Coming Soon…Casa de Vietnam

September 3, 2008 by trooce 

By any measure, the United States represents the perfect notion of living in a “melting pot”.  Where I live, the idea of living in a region where cultures co-exist and even coalesce becomes almost an afterthought at times.  I have always been a believer that diversity enriches people.  When it comes to food, I can’t think of an easier way to experience the delights of a different culture.

I live in a city where you can try a different cuisine every night of the year and not run out of new adventures.  Portuguese one night, Persian the next.  How about Italian?  But do you want Northern Italian or Southern, or how about getting even more specific with Sicilian?  Twenty-five years ago, going out for Chinese meant a choice of perhaps three restaurants, one of them was purely for Chop Suey and the other two were basic variations of Cantonese food.  Now, you have Szechwan, Hakka, Hong Kong seafood style, Vietnamese-Chinese, those specializing in hot pots, and many, many more.

But even the best intentions can sometimes go too far.  Or maybe I’m more conservative than I thought I was.

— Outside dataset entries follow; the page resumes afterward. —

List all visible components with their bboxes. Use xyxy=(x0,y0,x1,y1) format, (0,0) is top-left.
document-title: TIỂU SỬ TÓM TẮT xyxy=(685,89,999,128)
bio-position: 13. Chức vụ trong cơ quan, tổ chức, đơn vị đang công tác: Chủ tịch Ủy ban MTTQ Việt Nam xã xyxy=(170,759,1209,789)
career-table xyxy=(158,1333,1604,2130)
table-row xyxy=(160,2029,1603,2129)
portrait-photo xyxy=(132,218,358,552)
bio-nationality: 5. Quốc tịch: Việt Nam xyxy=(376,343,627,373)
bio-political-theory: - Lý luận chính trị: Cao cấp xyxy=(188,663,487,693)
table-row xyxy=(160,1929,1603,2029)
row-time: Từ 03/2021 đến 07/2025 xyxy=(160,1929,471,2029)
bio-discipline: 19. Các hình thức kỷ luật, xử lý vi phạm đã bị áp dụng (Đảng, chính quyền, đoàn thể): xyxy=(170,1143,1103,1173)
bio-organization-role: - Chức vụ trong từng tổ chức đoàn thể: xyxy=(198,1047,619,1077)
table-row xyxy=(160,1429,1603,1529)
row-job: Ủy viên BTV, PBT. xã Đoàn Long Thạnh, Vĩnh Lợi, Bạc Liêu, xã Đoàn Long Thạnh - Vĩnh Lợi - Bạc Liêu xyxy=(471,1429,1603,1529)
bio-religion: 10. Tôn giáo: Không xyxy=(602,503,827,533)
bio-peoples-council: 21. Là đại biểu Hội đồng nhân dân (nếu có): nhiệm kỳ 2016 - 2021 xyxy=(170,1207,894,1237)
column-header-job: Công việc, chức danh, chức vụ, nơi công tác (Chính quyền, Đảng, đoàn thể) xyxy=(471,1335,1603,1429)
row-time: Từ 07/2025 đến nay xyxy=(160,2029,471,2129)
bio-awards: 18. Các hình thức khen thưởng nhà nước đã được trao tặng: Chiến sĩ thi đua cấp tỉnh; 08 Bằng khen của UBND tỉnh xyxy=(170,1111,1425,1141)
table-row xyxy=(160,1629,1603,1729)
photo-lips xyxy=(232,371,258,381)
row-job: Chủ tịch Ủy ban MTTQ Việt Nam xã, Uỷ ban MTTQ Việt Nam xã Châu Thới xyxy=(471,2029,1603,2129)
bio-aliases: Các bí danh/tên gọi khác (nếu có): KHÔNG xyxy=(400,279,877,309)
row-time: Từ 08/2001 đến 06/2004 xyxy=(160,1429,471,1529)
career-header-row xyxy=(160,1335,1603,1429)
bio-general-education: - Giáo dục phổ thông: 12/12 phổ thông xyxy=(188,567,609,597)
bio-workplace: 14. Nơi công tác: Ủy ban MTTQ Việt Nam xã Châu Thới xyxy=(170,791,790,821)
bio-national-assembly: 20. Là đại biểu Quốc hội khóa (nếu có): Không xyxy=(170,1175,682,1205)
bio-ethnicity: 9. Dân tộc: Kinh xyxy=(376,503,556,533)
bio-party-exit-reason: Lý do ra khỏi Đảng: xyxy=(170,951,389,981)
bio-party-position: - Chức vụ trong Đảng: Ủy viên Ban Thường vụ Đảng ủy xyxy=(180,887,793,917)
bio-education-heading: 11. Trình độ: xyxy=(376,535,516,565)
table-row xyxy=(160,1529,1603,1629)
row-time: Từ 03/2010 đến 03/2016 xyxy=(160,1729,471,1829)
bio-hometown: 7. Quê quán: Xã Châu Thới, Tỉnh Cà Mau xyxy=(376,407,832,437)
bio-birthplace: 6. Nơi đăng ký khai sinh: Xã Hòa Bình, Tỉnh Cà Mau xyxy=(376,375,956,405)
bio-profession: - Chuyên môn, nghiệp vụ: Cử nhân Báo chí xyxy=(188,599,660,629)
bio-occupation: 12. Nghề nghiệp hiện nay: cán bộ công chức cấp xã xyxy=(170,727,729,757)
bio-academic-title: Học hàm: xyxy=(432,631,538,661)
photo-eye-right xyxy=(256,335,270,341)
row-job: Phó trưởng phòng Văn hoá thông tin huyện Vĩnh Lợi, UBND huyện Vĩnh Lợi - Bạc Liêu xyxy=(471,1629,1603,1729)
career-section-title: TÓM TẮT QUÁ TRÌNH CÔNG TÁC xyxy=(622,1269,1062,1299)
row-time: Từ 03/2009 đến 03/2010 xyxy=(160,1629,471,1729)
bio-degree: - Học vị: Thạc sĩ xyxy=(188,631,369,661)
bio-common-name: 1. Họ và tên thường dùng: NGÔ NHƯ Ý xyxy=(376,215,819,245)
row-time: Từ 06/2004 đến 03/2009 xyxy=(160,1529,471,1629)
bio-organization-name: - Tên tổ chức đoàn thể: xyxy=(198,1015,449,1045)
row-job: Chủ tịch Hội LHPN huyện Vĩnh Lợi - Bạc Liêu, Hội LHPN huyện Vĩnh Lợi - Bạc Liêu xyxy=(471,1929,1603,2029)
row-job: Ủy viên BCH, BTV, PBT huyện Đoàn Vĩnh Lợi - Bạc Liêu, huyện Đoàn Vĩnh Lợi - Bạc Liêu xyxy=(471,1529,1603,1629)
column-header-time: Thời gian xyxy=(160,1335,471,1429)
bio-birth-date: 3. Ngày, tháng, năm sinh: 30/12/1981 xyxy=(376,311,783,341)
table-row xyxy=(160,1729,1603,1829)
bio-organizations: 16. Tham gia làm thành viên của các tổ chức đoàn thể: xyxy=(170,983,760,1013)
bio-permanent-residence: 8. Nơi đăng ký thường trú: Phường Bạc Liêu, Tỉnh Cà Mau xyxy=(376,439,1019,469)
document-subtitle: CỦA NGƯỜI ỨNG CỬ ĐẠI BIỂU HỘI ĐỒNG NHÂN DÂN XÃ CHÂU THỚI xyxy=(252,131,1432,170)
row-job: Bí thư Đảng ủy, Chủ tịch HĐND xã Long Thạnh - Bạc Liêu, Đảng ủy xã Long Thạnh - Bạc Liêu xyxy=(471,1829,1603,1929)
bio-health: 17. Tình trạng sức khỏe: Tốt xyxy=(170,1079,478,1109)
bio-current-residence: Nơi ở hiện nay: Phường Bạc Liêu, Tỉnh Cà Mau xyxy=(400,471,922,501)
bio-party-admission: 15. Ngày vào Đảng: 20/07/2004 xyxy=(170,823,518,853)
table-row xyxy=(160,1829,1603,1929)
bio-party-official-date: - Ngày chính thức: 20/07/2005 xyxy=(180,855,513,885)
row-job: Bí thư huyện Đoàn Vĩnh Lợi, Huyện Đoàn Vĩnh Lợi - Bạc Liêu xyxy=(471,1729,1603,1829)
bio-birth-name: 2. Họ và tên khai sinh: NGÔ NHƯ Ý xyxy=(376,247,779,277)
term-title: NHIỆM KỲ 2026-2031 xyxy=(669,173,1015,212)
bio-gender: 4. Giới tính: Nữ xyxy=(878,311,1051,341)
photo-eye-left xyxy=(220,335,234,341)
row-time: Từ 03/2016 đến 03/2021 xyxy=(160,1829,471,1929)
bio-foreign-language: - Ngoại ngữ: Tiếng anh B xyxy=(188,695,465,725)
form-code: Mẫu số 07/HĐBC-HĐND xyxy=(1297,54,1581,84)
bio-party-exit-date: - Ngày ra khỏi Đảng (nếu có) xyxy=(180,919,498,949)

I’m referring to a relatively “new” cuisine called Fusion.  It may also sometimes be called Pan Asian or California cuisine.

My best guess as to the origins of this cuisine is that it started when a restaurateur was brainstorming new ideas for a restaurant, but was hard pressed to come up with a truly innovative idea that had not been done before.  At some point, he must have thought, “Sure, you can have Japanese food one night, Cajun food the next, and Italian the night after that, but what if you could sample seven or eight cuisines, all from the same entrée?”

All of a sudden, entrée ideas come out from nowhere, nouveau chefs sprout flamboyant new creations and the world is full of possibilities.  Excuse me, make that the balsamic vinegar infused-world is full of possibilities.

Here are a few entrees I pulled off from a local fusion restaurant I visited recently:

Ancho-sesame BBQ Free Range Chicken – Anchovy barbeque sauce, wild rice with currants, apples & walnuts topped off with a wild watermelon-jicama-lime salsa.

Shaved Grana Salad – Sardine filets over romaine lettuce with lime pepita dressing, sesame bread sticks, and red tortilla strips & roasted pepitas along with chile-fennel mahi, prawns or chicken.

Air-dried Roasted Duck – roasted air-dried Virginia wild duck served with a ginger-cherry sauce and a mixture of wild and basmati rice

Good Things Growing – Eggplant & roasted bell roulades, garam masala butternut squash ravioli & tempura yams with nut crusted tofu.

The last entrée stated that “A portion of the profit from this dish will go to benefit the Humane Society.”

I wonder why they reserve so much compassion for the animals yet spare no mercy when it comes their meals?

As for what I ordered that night, I looked long and hard for an entrée with ingredients that I could actually identify.  I settled for duck-filled dumplings in some sort of broth.  I like duck.  I like dumplings.  Who doesn’t like broth?

What I ended up getting was a dish covered with deep fried green onions and some other vegetation I couldn’t identify that covered the entire bowl like a marsh from the Florida everglades.  Once I hacked through the brush, I came upon the dumpling soup I ordered.  Although I was somewhat put off by the fact that there were only three dumplings in the broth (which comes out to be about four dollars a dumpling), after my first bite I realized that the scarcity of dumplings was more of a blessing in disguise.

Of course, tasting the dumpling becomes a challenge when it is drenched in the soup itself.

It was like drinking a bowl of boiled honey.  It was tooth achingly sweet.   I didn’t know whether to drink it or pour it over some ice cream.

It took hundreds, if not thousands of years for some cultures to establish the unique flavors and ingredients of their cuisine.  All of this tradition and custom is now vulnerable to the “Hey, let’s try this!” philosophy of Fusion cuisine.

I reject mango rumulade on my steak.  “Infusion” is a medical term, not a culinary one.  I don’t know what ingredient “garam” is, and I don’t want to find out.  Tofu should not be on a pizza.

This is culinary creativity run amuck.  Something must be done before someone starts making Portuguese sausage flavored gelato or fudge brownie clam chowder – with balsamic vinegar, of course.